Ia melihat seorang anak perempuan memakai pakaian berwarna biru, di temani oleh seorang tak dikenal dengan pakaian serba hitam dan tudung yang menutupi wajahnya.Sosok tersebut menggenggam erat tangan anak perempuan itu.
Riana hampir tak percaya dengan apa yang dilihatnya itu, namun tak berani menceritakannya baik pada Rafael terlebih lagi ibunya.
***
Tidak lama setelah pemakaman Rin Ellon, Frans, putra tertua keluargaa Ellon, akan segera meninggalkan rumah,untuk melanjutkan studinya di luar negeri.Ia bahkan mendapatkan peringkat pertama dari seleksi yang diselenggarkan di beberapa negara itu.
Sementara itu, Sarah Ellon, ibu mereka masih terus berkabung atas kepergian putri bungsunya itu.Bahkan ia tidak ikut serta mengantarkan putranya itu ke pelabuhan, meninggalkan Kota Golden Valley.
Melihat keterbatasan pilihan akses transportasi di kota itu, Freddy Ellon berencana untuk membangun bandara.Ia melihat ada tempat berpotensi di distrik Barat yang masih banyak memiliki lahan kosong.
Mobilitas yang tinggi dari penduduk golden valley, terutama sebagian orang yang mengisi kota adalah para turis yang berwisata di sini.Dengan demikian ia berencana untuk membanguan beberapa lintasan kereta layang yang mengelilingi kota, sehingga baik warga kota maupun turis dapat melihat pemandangan kota di tengah-tengah perjalanan mereka.
Pemandangan matahari terbit dan terbenam di kota ini memang menjadi nilai jual utama kota saat ini, namun ia berencana untuk merambah pada tahap yang lebih jauh lagi.Ia berencana untuk membangun lebih banyak pos dan rumah singgah di perbukitan, serta menambah fasilitas olahraga para layang di sana.
Sebenarnya ia juga ingin menjadikan hutan di distrik utara sebagai nilai jual kota, melihat kurangnya eksplorasi di daerah tersebut, yang mana membuat hutan tersebut masih di selimuti oleh misteri. Namun, berdasarkan pesan turunan dari Ayah dan Kakeknya ia tidak boleh terlalu ikut campur untuk urusan hutan itu. Jika ingin mengubah hutan, terlebih dahulu ia harus meminta izin, namun ia tidak tahu harus melakuakannya kepada siapa.

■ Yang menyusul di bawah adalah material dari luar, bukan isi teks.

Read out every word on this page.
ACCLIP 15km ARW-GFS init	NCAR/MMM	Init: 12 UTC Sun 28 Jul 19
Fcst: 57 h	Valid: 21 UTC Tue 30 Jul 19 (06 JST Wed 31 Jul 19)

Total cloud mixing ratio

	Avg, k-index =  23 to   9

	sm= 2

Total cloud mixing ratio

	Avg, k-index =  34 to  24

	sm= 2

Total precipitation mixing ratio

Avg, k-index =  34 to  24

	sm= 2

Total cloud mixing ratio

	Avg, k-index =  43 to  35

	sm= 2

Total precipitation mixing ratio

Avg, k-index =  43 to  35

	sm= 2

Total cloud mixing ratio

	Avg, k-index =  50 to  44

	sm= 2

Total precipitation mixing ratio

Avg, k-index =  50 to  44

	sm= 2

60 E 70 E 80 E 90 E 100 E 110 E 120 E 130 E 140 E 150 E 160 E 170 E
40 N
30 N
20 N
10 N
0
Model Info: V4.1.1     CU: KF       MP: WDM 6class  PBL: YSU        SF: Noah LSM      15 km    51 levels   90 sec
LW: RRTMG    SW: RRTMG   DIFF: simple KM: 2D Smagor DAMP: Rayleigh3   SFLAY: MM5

Ia hafal betul soal cerita kakeknya yang menerima bunga ajaib, kemudian di kenal sebagai golden flower dan sekantung berlian dari gadis kecil misterius di hutan.Ia mengenakan baju lengan pendek dan rok panjang yang semuanya di dominasi oleh warna hitam, khas seperti pakaian untuk mengikuti upacara pemakaman. Rambutnya hitam legam setinggi bahu, kulitnya putih pucat, warna matanya merah menyala.Dari deskripsi singkat itu, ia punya firasat bahwa gadis itu bukan manusia, sehingga tidak terbesit niat untuk mendekatinya dan lebih baik bermain aman di kota.
Wali kota, chief, dan warga kota kemungkinan akan menyambut baik rencana ini.Namun, yang menjadi masalah utama atas segala rencananya itu adalah keuangan keluarga mereka yang belum mencukupi.Uang dalam jumlah besar yang diinvestasikan oleh kakeknya dari hasil penjualan berlian itu, belum mendatangkan keuntungan yang berarti mengingat kebanyakan memang digunakan untuk kepentingan kota.Sekalipun di tambahkan dengan anggaran kota, jumlah uang yang terkumpul masih belum cukup.

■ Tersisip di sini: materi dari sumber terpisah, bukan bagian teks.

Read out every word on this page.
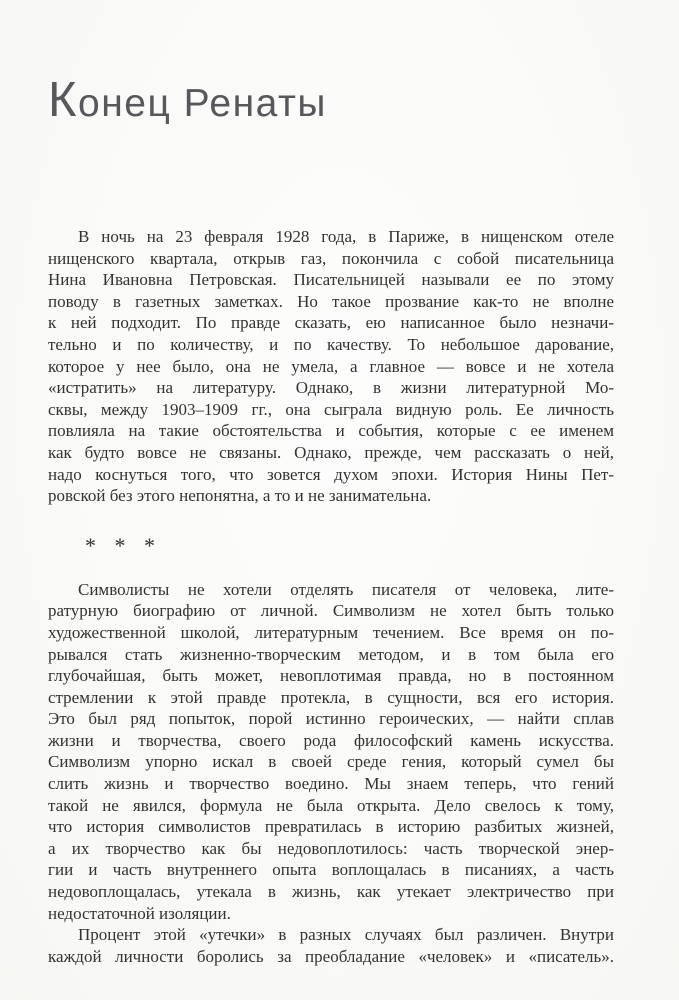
Конец Ренаты
В ночь на 23 февраля 1928 года, в Париже, в нищенском отеле
нищенского квартала, открыв газ, покончила с собой писательница
Нина Ивановна Петровская. Писательницей называли ее по этому
поводу в газетных заметках. Но такое прозвание как-то не вполне
к ней подходит. По правде сказать, ею написанное было незначи-
тельно и по количеству, и по качеству. То небольшое дарование,
которое у нее было, она не умела, а главное — вовсе и не хотела
«истратить» на литературу. Однако, в жизни литературной Мо-
сквы, между 1903–1909 гг., она сыграла видную роль. Ее личность
повлияла на такие обстоятельства и события, которые с ее именем
как будто вовсе не связаны. Однако, прежде, чем рассказать о ней,
надо коснуться того, что зовется духом эпохи. История Нины Пет-
ровской без этого непонятна, а то и не занимательна.
* * *
Символисты не хотели отделять писателя от человека, лите-
ратурную биографию от личной. Символизм не хотел быть только
художественной школой, литературным течением. Все время он по-
рывался стать жизненно-творческим методом, и в том была его
глубочайшая, быть может, невоплотимая правда, но в постоянном
стремлении к этой правде протекла, в сущности, вся его история.
Это был ряд попыток, порой истинно героических, — найти сплав
жизни и творчества, своего рода философский камень искусства.
Символизм упорно искал в своей среде гения, который сумел бы
слить жизнь и творчество воедино. Мы знаем теперь, что гений
такой не явился, формула не была открыта. Дело свелось к тому,
что история символистов превратилась в историю разбитых жизней,
а их творчество как бы недовоплотилось: часть творческой энер-
гии и часть внутреннего опыта воплощалась в писаниях, а часть
недовоплощалась, утекала в жизнь, как утекает электричество при
недостаточной изоляции.
Процент этой «утечки» в разных случаях был различен. Внутри
каждой личности боролись за преобладание «человек» и «писатель».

Kemudian seorang kolega kepercayaan menyarankan kepadanya untuk mencari investor yang mau membantu pendanaan proyek besarnya itu.Ia menyambut baik saran itu dan memercayakan keuangannya kepada orang itu, sementara itu ia mengurus urusan bisnisnya yang sudah ada.
***
Dua tahun telah terlewati (enam setengah tahun lalu), kolega kepercayaan Tuan Freddy itu berhasil mendapatkan banyak investor dan dana yang lebih dari cukup untuk mendanainya proyeknya.Namun, bukan hal baik yang ia terima justru hal buruk.Orang yang dipercayainya itu kabur entah kemana membawa semua uang yang berhasil ia kumpulkan.Jejaknya bahkan tidak terlacak lagi, karena kelihainnya.
Para investor yang telah menyuntikkan dananya pun meminta pertanggungjawaban kepada keluarga Ellon.Di tengah krisis tersebut Freddy Ellon berusaha memutar otaknya untuk menyeselaikan masalah tersebut.Selain masalah dari investor tersebut, masalah juga datang dari istrinya yang mengalami gangguan psikologis, ia terus berkabung akan kematian putri bungsunya.Istrinya masih belum merelakan putri mereka itu, dan hal itu juga menambah bebannya.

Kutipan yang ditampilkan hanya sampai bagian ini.